City Check, a licensed check-cashing facility located in Jersey City, N.J., laundered the ill-gotten gains of the conspiracy by converting the checks to cash or bank checks payable to one of the shell companies. The contact at City Check was the manager, defendant Robert Santoro, an alleged member of the Genovese crime family who was formerly convicted of money laundering. Mr. Santoro received a percentage of each check’s value for his services. In May 2000, grand juries began to investigate the 2 Broadway project and issued several subpoenas for witnesses and documents. From May 2000 until at least January 2002, various defendants engaged in a cover-up by creating false documentation, tampering with a material witness and giving false testimony.

Judge Trager found that the MTA had adequately pleaded a pattern of racketeering activity, noting initially that even though there was only one project it was clear that "many acts of fraud were committed and that the fraud threatened to continue into the foreseeable future." Similarly, the court found the presence of only one victim irrelevant, because the fraudulent acts and money laundering were systematic and part of a well-planned and defined scheme. Finally, Judge Trager concluded that: "City Check’s money-laundering acts undertaken in pursuit of embezzling money from the MTA show a threat of future criminal conduct sufficient to establish open-ended continuity even though those acts spanned less than one year." Slip op. 9.

Next, Judge Trager determined that City Check had participated in the operation and management of the enterprise, because Mr. Santoro had "participated" in the overall scheme by directing at least part of the money-laundering scheme. Further, Mr. Santoro was a sufficiently high-level employee as owner-operator in charge of day-to-day operations of City Check to impute knowledge of the wrongdoing to the corporation.

Finally, the court concluded that City Check’s conduct was the factual and proximate cause of the MTA’s injury in that City Check played an essential role in the scheme to embezzle millions of dollars from the MTA by converting the proceeds to cash and distributing them to participants. Thus, City Check was a "substantial factor" in the MTA’s loss.

Eleventh Amendment

In Blumberg v. Nassau Health Care Corp., No. 04 CV 4063 (EDNY, July 8, 2005), Judge Spatt denied defendant’s motion to dismiss the plaintiff’s Americans with Disabilities Act (ADA) claim based on its claimed immunity under the Eleventh Amendment.

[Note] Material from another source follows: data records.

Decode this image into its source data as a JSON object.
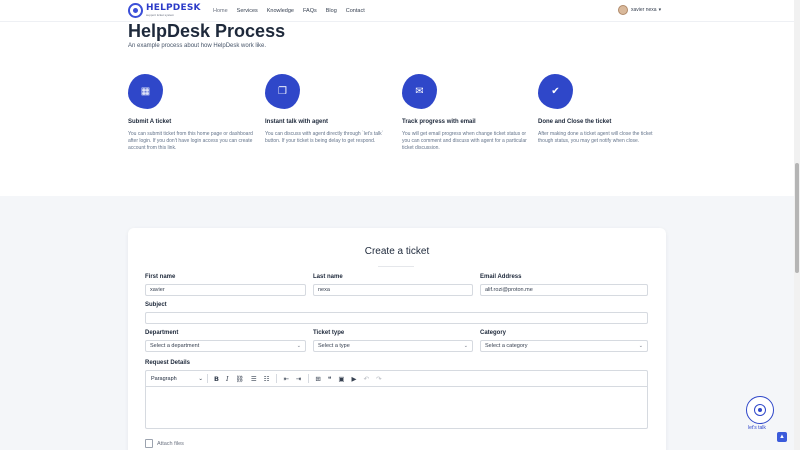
{
  "brand": {
    "name": "HELPDESK",
    "tagline": "support ticket system"
  },
  "nav": {
    "items": [
      "Home",
      "Services",
      "Knowledge",
      "FAQs",
      "Blog",
      "Contact"
    ]
  },
  "user": {
    "name": "xavier nexa"
  },
  "process": {
    "title": "HelpDesk Process",
    "subtitle": "An example process about how HelpDesk work like.",
    "steps": [
      {
        "icon": "ticket-icon",
        "title": "Submit A ticket",
        "text": "You can submit ticket from this home page or dashboard after login. If you don't have login access you can create account from this link."
      },
      {
        "icon": "chat-icon",
        "title": "Instant talk with agent",
        "text": "You can discuss with agent directly through `let's talk` button. If your ticket is being delay to get respond."
      },
      {
        "icon": "email-icon",
        "title": "Track progress with email",
        "text": "You will get email progress when change ticket status or you can comment and discuss with agent for a particular ticket discussion."
      },
      {
        "icon": "check-icon",
        "title": "Done and Close the ticket",
        "text": "After making done a ticket agent will close the ticket though status, you may get notify when close."
      }
    ]
  },
  "form": {
    "title": "Create a ticket",
    "first_name": {
      "label": "First name",
      "value": "xavier"
    },
    "last_name": {
      "label": "Last name",
      "value": "nexa"
    },
    "email": {
      "label": "Email Address",
      "value": "alif.rozi@proton.me"
    },
    "subject": {
      "label": "Subject",
      "value": ""
    },
    "department": {
      "label": "Department",
      "value": "Select a department"
    },
    "ticket_type": {
      "label": "Ticket type",
      "value": "Select a type"
    },
    "category": {
      "label": "Category",
      "value": "Select a category"
    },
    "details": {
      "label": "Request Details",
      "paragraph": "Paragraph"
    },
    "attach_label": "Attach files"
  },
  "talk": {
    "label": "let's talk"
  },
  "colors": {
    "accent": "#2f47c9",
    "section_bg": "#f4f6f9"
  }
}
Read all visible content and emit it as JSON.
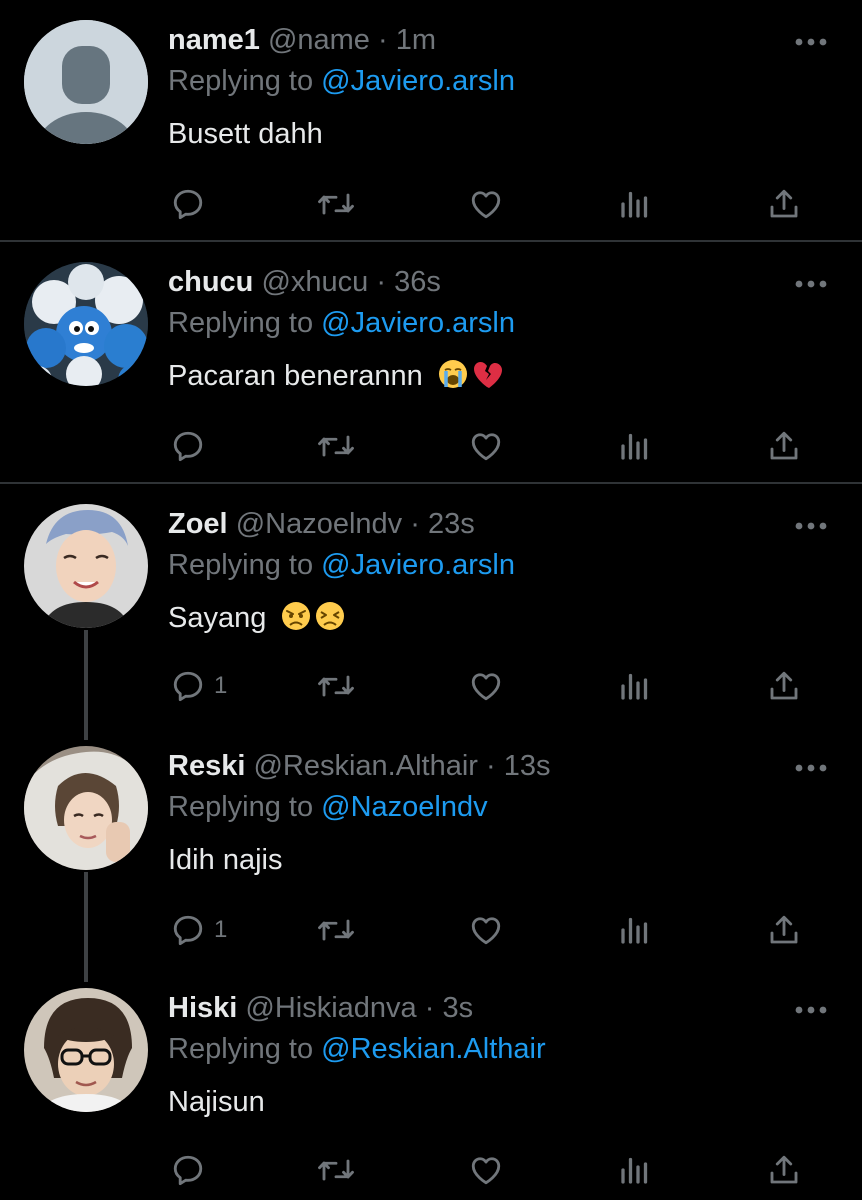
{
  "replies_label": "Replying to",
  "colors": {
    "background": "#000000",
    "text": "#e7e9ea",
    "muted": "#71767b",
    "accent": "#1d9bf0"
  },
  "tweets": [
    {
      "name": "name1",
      "handle": "@name",
      "dot": "·",
      "time": "1m",
      "reply_to": "@Javiero.arsln",
      "text": "Busett dahh",
      "emojis": [],
      "reply_count": "",
      "avatar": "default-avatar"
    },
    {
      "name": "chucu",
      "handle": "@xhucu",
      "dot": "·",
      "time": "36s",
      "reply_to": "@Javiero.arsln",
      "text": "Pacaran benerannn",
      "emojis": [
        "loudly-crying-face-emoji",
        "broken-heart-emoji"
      ],
      "reply_count": "",
      "avatar": "smurf-plush-avatar"
    },
    {
      "name": "Zoel",
      "handle": "@Nazoelndv",
      "dot": "·",
      "time": "23s",
      "reply_to": "@Javiero.arsln",
      "text": "Sayang",
      "emojis": [
        "angry-face-emoji",
        "persevering-face-emoji"
      ],
      "reply_count": "1",
      "avatar": "photo-avatar"
    },
    {
      "name": "Reski",
      "handle": "@Reskian.Althair",
      "dot": "·",
      "time": "13s",
      "reply_to": "@Nazoelndv",
      "text": "Idih najis",
      "emojis": [],
      "reply_count": "1",
      "avatar": "photo-avatar"
    },
    {
      "name": "Hiski",
      "handle": "@Hiskiadnva",
      "dot": "·",
      "time": "3s",
      "reply_to": "@Reskian.Althair",
      "text": "Najisun",
      "emojis": [],
      "reply_count": "",
      "avatar": "photo-avatar"
    }
  ],
  "icons": [
    "reply-icon",
    "retweet-icon",
    "like-icon",
    "views-icon",
    "share-icon",
    "more-icon"
  ]
}
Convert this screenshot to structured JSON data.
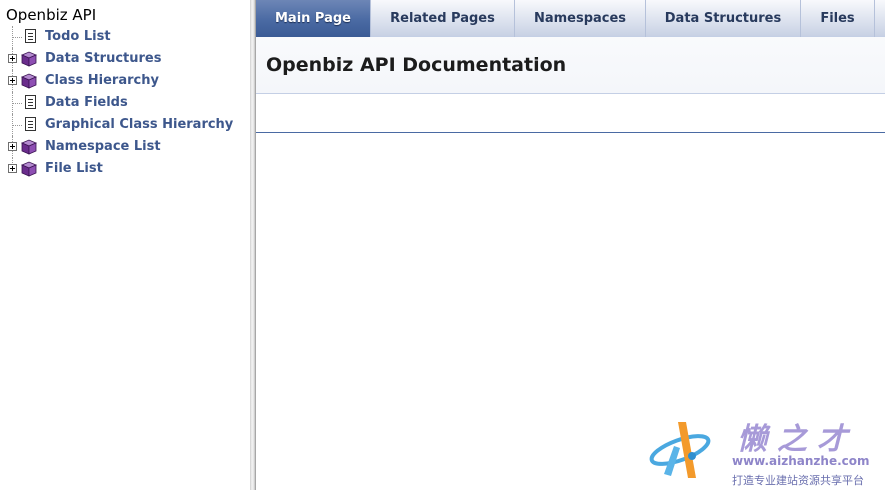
{
  "tree": {
    "title": "Openbiz API",
    "items": [
      {
        "label": "Todo List",
        "icon": "page-icon",
        "expandable": false
      },
      {
        "label": "Data Structures",
        "icon": "book-icon",
        "expandable": true
      },
      {
        "label": "Class Hierarchy",
        "icon": "book-icon",
        "expandable": true
      },
      {
        "label": "Data Fields",
        "icon": "page-icon",
        "expandable": false
      },
      {
        "label": "Graphical Class Hierarchy",
        "icon": "page-icon",
        "expandable": false
      },
      {
        "label": "Namespace List",
        "icon": "book-icon",
        "expandable": true
      },
      {
        "label": "File List",
        "icon": "book-icon",
        "expandable": true
      }
    ]
  },
  "tabs": [
    {
      "label": "Main Page",
      "active": true
    },
    {
      "label": "Related Pages",
      "active": false
    },
    {
      "label": "Namespaces",
      "active": false
    },
    {
      "label": "Data Structures",
      "active": false
    },
    {
      "label": "Files",
      "active": false
    }
  ],
  "header": {
    "title": "Openbiz API Documentation"
  },
  "watermark": {
    "chinese": "懒之才",
    "url": "www.aizhanzhe.com",
    "slogan": "打造专业建站资源共享平台"
  },
  "colors": {
    "link": "#3d578c",
    "active_tab": "#4a6aa3",
    "book_icon": "#6a2c8c",
    "watermark": "#a79ad8"
  }
}
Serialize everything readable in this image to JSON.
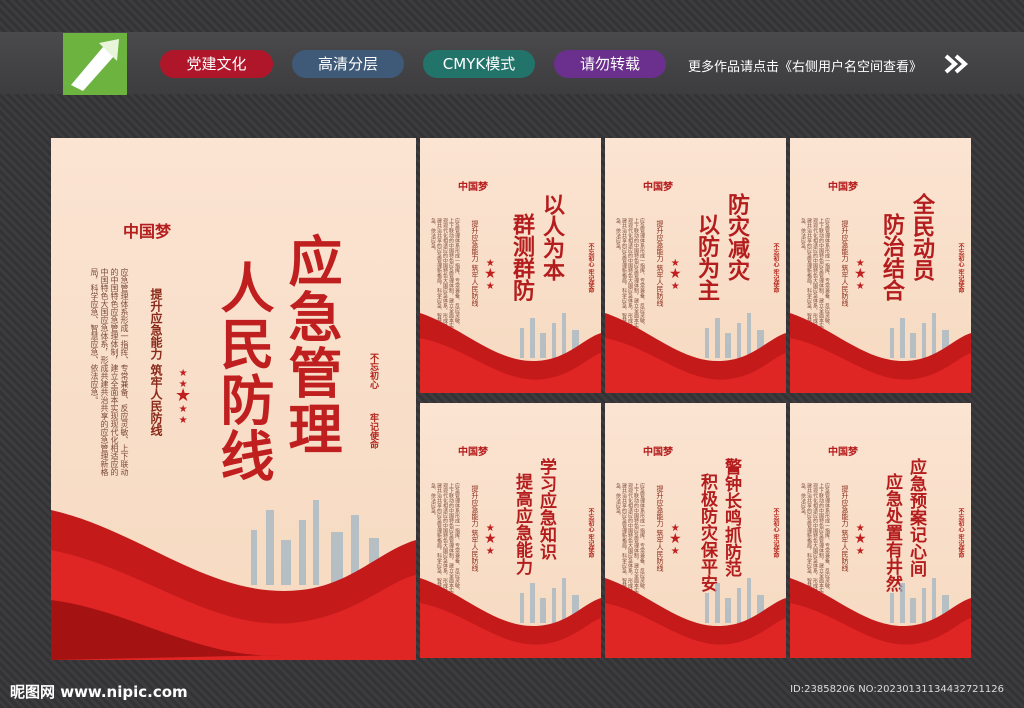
{
  "toolbar": {
    "tags": [
      "党建文化",
      "高清分层",
      "CMYK模式",
      "请勿转载"
    ],
    "notice": "更多作品请点击《右侧用户名空间查看》"
  },
  "main_panel": {
    "logo": "中国梦",
    "title_col1": "人民防线",
    "title_col2": "应急管理",
    "subtitle": "提升应急能力 筑牢人民防线",
    "body": "应急管理体系形成一指挥、专常兼备、反应灵敏、上下联动的中国特色应急管理体制，建立全面本实现现代化相适应的中国特色大国应急体系，形成共建共治共享的应急管理新格局，科学应急、智慧应急、依法应急。",
    "slogan1": "不忘初心",
    "slogan2": "牢记使命"
  },
  "posters": [
    {
      "col1": "群测群防",
      "col2": "以人为本"
    },
    {
      "col1": "以防为主",
      "col2": "防灾减灾"
    },
    {
      "col1": "防治结合",
      "col2": "全民动员"
    },
    {
      "col1": "提高应急能力",
      "col2": "学习应急知识"
    },
    {
      "col1": "积极防灾保平安",
      "col2": "警钟长鸣抓防范"
    },
    {
      "col1": "应急处置有井然",
      "col2": "应急预案记心间"
    }
  ],
  "poster_sub": "提升应急能力 筑牢人民防线",
  "poster_slogan": "不忘初心 牢记使命",
  "footer": {
    "site": "昵图网 www.nipic.com",
    "id": "ID:23858206 NO:20230131134432721126"
  },
  "colors": {
    "accent": "#c01f1f",
    "pill1": "#b0162a",
    "pill2": "#3f5a78",
    "pill3": "#22736a",
    "pill4": "#6b2f8d"
  }
}
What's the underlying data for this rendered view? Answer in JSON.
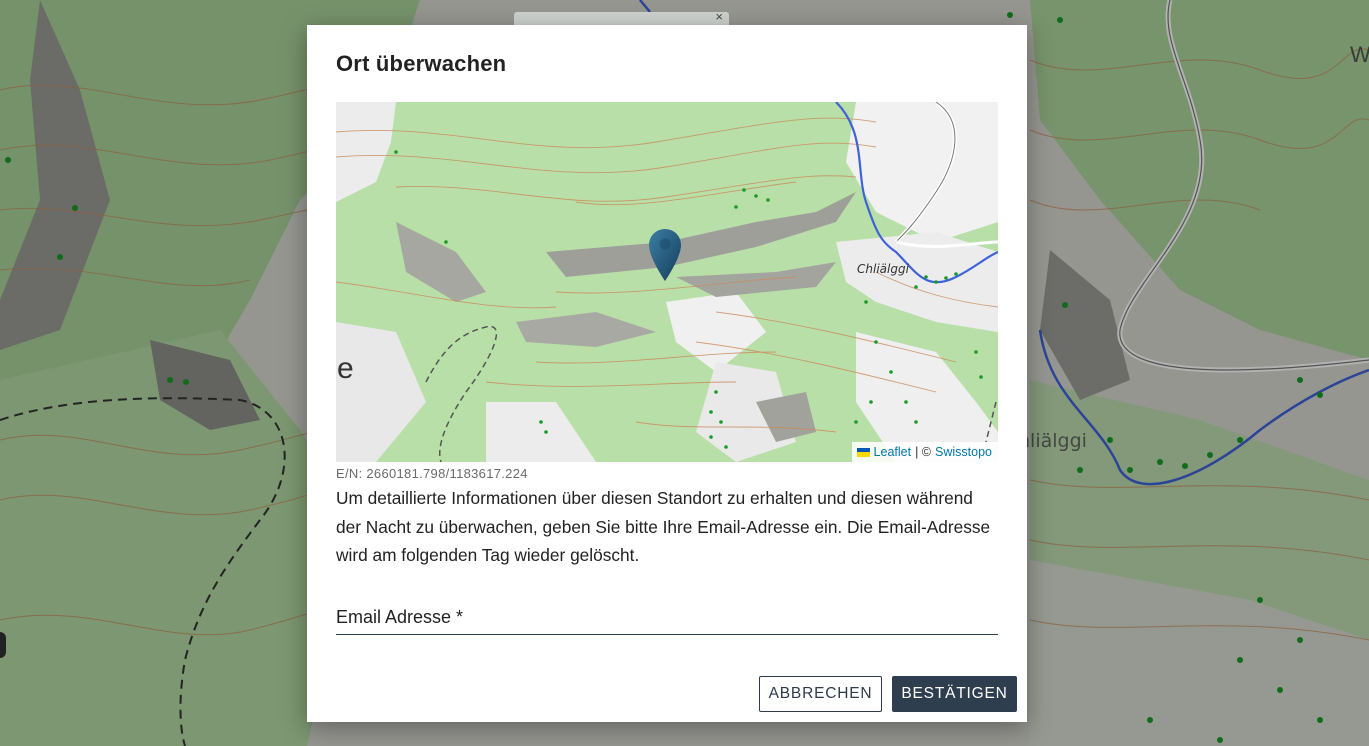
{
  "background_map": {
    "place_label": "hliälggi",
    "edge_letter": "W",
    "top_control_close": "×"
  },
  "dialog": {
    "title": "Ort überwachen",
    "map": {
      "place_label": "Chliälggi",
      "edge_letter": "e",
      "attribution": {
        "leaflet": "Leaflet",
        "separator": "| ©",
        "provider": "Swisstopo"
      }
    },
    "coordinates": "E/N: 2660181.798/1183617.224",
    "description": "Um detaillierte Informationen über diesen Standort zu erhalten und diesen während der Nacht zu überwachen, geben Sie bitte Ihre Email-Adresse ein. Die Email-Adresse wird am folgenden Tag wieder gelöscht.",
    "email": {
      "label": "Email Adresse *",
      "value": ""
    },
    "buttons": {
      "cancel": "ABBRECHEN",
      "confirm": "BESTÄTIGEN"
    }
  },
  "colors": {
    "primary": "#2e3e4e",
    "forest": "#b5dba3",
    "river": "#3f62d8",
    "contour": "#c98a5a",
    "link": "#0078a8"
  },
  "icons": {
    "marker": "map-marker-icon",
    "flag": "ukraine-flag-icon"
  }
}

Plaintiff was hired by the Nassau University Medical Center (NUMC) as a pediatric endocrinologist in February 1991 and promoted to director of pediatric endocrinology in February 1993. In September 2003, plaintiff was diagnosed with breast cancer and requested sick leave to undergo surgery and chemotherapy. On Oct. 24, 2003, three days before she was scheduled to return after sick leave, she was terminated without being given a reason. NUMC claims that it is a public entity and state actor and therefore entitled to invoke the state’s immunity under the Eleventh Amendment.

The ADA prohibits discrimination against persons with disabilities in employment (Title I), public services, programs and activities (Title II) and public accommodations (Title III). Employment discrimination claims are covered by both Title I and Title II.

The Eleventh Amendment provides immunity to states from suits in federal court. Although a state is immune from a suit brought under Title I, Judge Spatt concluded that a claim under Title II may be maintained against a state if a plaintiff can establish that the Title II violation was motivated by "either discriminatory animus or ill will due to disability." Here, the court pointed to allegations that plaintiff’s termination was willful and motivated by discriminatory animus related to plaintiff’s disability. The court found those allegations sufficient to state a claim under Title II whether or not NUMC is deemed the "state" for Eleventh Amendment purposes.

Since plaintiff also asserted a Title I claim, the court addressed NUMC’s immunity under the Eleventh Amendment. The court concluded that, as a public benefit corporation created by New York State, NUMC was not entitled to Eleventh Amendment immunity. The primary concern under the Eleventh Amendment is whether the state treasury is obligated to fund the entity so that it will be impacted by a judgment in the lawsuit. The NUMC is a public benefit corporation created by the New York State Legislature primarily to provide health care services and facilities for the residents of Nassau County. As a public benefit corporation NUMC may acquire property by condemnation and is exempt from taxes and certain fees. Eight of its 15 directors are appointed by the governor. NUMC may issue municipal bonds, but it, not the state or county, is responsible for repayment of those bonds. Also, the NUMC may sue or be sued. Based on NUMC’s self-funding and loose association with the state, Judge Spatt concluded that it was not a state actor, immune from suit under the Eleventh Amendment.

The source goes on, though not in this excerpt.